ただし、女性皇族の配偶者と子は皇族にはならないとされており、石破氏はこの点について「一つの家庭で、奥様は皇族で、配偶者と子どもはそうではない。そうすると、その家庭とは何なんだろうとなる」と疑問を呈しました。
「そういう家庭を法律によって作ることは、本当にあるべき姿なのか。いろんな考え方はあるけれど、それぞれの家庭が本当に幸せであってほしいということを考えていかなければならない」とも述べ、制度の整合性と各家庭の幸福を軸に置いた設計の必要性を訴えました。
今回の改正では、女性天皇や女系天皇を認めるかという皇位継承の根本的な問題は結論が先送りされており、残された課題は依然として数多くあります。
皇族の方にも家族としての幸せがあるべき。法律で歪な家族形態を強いるのは問題だと思います
非核三原則「持ち込ませず」の見直し議論を 「長崎を最後の被爆地に」
石破氏はこの日、非核三原則についても持論を展開しました。防衛庁長官・防衛大臣を歴任してきた石破氏は、かねてより「持ち込ませず」の原則を含む核政策をめぐる議論の必要性を訴えてきました。

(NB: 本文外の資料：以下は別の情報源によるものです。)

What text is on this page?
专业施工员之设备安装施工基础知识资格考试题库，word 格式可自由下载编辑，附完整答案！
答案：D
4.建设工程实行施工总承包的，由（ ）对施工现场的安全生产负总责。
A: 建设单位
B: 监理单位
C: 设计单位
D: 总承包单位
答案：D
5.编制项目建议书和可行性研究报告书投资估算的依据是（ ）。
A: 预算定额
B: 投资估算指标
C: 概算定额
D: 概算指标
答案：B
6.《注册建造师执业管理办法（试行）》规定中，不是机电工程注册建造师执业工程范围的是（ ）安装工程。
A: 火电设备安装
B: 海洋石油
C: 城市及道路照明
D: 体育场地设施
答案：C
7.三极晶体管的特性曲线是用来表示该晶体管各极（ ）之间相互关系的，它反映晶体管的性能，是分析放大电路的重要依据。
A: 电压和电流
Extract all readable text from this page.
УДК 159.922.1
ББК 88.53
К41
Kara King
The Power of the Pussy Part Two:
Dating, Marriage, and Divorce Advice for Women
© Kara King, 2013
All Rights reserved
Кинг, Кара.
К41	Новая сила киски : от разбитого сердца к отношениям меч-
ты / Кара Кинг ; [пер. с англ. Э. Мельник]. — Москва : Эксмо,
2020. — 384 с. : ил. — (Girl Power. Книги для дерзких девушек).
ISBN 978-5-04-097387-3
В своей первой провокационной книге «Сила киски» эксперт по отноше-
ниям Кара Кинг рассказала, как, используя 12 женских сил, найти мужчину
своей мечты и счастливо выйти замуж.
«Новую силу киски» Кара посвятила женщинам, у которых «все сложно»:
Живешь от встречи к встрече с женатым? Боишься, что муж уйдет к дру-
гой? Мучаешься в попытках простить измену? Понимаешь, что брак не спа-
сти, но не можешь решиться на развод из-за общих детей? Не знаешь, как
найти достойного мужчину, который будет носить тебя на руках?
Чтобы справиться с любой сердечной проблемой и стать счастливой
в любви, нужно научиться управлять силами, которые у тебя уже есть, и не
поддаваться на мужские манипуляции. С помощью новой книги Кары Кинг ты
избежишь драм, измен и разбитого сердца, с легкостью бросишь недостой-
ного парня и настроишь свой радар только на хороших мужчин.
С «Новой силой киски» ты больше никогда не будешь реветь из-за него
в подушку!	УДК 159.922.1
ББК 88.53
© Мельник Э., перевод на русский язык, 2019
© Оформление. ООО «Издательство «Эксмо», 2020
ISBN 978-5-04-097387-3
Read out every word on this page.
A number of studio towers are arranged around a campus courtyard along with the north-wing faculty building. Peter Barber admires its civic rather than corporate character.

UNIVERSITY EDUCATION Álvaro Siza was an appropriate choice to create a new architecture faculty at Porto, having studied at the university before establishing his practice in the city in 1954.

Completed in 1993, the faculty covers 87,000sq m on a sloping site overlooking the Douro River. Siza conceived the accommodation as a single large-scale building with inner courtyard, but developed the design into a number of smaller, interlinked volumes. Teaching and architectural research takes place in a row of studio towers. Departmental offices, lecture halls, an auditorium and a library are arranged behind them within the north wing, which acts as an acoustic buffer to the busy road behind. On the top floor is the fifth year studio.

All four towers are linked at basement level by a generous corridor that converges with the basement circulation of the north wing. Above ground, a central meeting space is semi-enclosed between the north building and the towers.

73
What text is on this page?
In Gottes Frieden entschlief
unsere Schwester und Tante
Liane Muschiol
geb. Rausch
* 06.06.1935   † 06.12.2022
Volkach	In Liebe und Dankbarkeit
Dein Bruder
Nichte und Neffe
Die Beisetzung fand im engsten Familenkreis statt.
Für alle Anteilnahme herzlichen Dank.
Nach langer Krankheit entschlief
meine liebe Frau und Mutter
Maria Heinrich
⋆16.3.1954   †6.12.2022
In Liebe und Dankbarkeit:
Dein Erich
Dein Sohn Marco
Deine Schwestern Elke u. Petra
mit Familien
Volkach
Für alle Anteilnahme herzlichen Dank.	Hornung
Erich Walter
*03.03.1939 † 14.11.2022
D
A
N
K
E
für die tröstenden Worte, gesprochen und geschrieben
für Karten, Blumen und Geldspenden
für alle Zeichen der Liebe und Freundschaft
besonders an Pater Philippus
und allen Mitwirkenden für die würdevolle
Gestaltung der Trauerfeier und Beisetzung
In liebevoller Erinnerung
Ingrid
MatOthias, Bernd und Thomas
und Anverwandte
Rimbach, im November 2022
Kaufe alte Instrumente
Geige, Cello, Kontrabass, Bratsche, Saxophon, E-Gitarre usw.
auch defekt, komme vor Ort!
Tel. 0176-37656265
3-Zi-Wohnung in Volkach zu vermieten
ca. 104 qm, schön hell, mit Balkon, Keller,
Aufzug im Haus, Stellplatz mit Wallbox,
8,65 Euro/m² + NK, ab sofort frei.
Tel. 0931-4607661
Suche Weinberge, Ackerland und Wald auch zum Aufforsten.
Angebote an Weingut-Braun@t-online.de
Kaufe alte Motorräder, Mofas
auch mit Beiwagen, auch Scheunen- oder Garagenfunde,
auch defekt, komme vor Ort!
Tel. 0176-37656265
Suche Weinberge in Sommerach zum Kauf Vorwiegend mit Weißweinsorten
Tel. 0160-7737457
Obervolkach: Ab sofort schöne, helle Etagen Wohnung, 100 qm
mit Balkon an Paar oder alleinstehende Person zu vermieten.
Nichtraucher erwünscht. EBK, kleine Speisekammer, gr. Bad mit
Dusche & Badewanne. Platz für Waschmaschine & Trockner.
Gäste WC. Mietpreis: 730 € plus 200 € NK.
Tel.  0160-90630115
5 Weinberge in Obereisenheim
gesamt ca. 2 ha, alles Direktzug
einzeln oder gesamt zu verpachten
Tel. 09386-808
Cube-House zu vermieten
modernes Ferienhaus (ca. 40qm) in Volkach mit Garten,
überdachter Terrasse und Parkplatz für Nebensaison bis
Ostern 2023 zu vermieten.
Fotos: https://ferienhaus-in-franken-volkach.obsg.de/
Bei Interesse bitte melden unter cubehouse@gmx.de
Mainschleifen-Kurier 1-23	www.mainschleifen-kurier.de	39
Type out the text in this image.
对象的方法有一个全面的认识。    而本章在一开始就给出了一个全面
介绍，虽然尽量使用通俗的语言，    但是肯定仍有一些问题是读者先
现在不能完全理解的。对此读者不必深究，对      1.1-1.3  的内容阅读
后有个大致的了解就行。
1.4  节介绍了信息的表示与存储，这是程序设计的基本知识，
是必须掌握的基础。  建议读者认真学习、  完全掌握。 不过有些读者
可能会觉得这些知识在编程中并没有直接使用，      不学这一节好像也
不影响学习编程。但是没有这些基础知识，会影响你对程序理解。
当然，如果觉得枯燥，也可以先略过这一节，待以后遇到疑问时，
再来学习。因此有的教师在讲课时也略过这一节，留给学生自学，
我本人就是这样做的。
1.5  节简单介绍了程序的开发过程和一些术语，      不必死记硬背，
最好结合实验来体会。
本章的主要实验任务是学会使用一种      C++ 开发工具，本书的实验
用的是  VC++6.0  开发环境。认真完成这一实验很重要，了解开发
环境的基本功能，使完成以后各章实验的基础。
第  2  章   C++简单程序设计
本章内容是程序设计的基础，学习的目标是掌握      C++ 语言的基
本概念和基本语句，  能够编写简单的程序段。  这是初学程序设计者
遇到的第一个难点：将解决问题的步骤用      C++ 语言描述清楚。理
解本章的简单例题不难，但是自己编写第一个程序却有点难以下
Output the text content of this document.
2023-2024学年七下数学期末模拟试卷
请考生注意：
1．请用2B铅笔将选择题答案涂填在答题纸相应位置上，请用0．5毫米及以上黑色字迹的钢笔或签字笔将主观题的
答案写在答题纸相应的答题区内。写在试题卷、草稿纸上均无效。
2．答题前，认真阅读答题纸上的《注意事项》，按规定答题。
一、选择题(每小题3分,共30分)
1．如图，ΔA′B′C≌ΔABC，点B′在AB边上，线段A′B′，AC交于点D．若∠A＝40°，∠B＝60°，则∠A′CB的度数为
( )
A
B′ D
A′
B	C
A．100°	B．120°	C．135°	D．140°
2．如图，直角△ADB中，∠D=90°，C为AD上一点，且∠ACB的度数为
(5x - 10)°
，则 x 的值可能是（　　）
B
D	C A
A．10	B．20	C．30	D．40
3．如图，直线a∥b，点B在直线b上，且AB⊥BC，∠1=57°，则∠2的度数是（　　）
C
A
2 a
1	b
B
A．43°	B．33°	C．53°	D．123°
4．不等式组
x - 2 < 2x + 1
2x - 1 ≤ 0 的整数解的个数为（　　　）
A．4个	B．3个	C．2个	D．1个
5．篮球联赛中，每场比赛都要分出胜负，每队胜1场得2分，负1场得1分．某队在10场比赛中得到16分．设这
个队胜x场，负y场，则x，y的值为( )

この日も「防衛庁長官の時も防衛大臣の時もこの議論は必要だということは申し上げてきた」と強調した上で、「議論をした結果として、『持ち込ませずは見直した方がいい。なぜならばかくかくしかじかで抑止力が高まるから』と説明できるのであれば、それはやるべきだろう」と語り、論拠に基づく丁寧な政策判断を求めました。
また「広島が最初の被爆地というのは歴史上変わらないが、長崎を最後の被爆地にするというのは、日本国民として世界に果たすべき役割だ」と述べ、被爆国としての重い責任感をにじませました。
高市政権は2026年中の国家安全保障戦略の改定を目指しており、「持ち込ませず」の見直しをめぐる議論は今後もさらに活発化する見通しとなっています。
核の議論を正面から論じてほしい。石破さんの発言は重い。国民にきちんと説明してほしい
まとめ
- 石破茂前首相は2026年7月21日、フジテレビ番組で食料品の消費税率1%引き下げについて「見直しの選択肢があってしかるべき」と発言した。
- 石破氏は財界の懸念を引き合いに出し、財源確保が不十分なまま進める減税に慎重な姿勢を示した。
- 財務省試算では食料品消費税1%案で年間約4.4兆円の税収減が生じ、0%案との家計負担差は年約9000円とされる。
- 与野党間の協議は難航し、2026年7月中のとりまとめは断念された。
- 2026年7月17日成立の改正皇室典範は、女性皇族の結婚後の皇籍維持を認める一方、配偶者と子は皇族とならない制度上の矛盾を内包しており、石破氏が疑問を呈した。
- 皇位継承に関する女性天皇・女系天皇の問題は今回の改正では先送りとなり、根本的な議論は残ったままとなっている。
- 石破氏は非核三原則の「持ち込ませず」について議論の必要性を改めて主張し、抑止力強化の観点から論拠を示しての政策判断を求めた。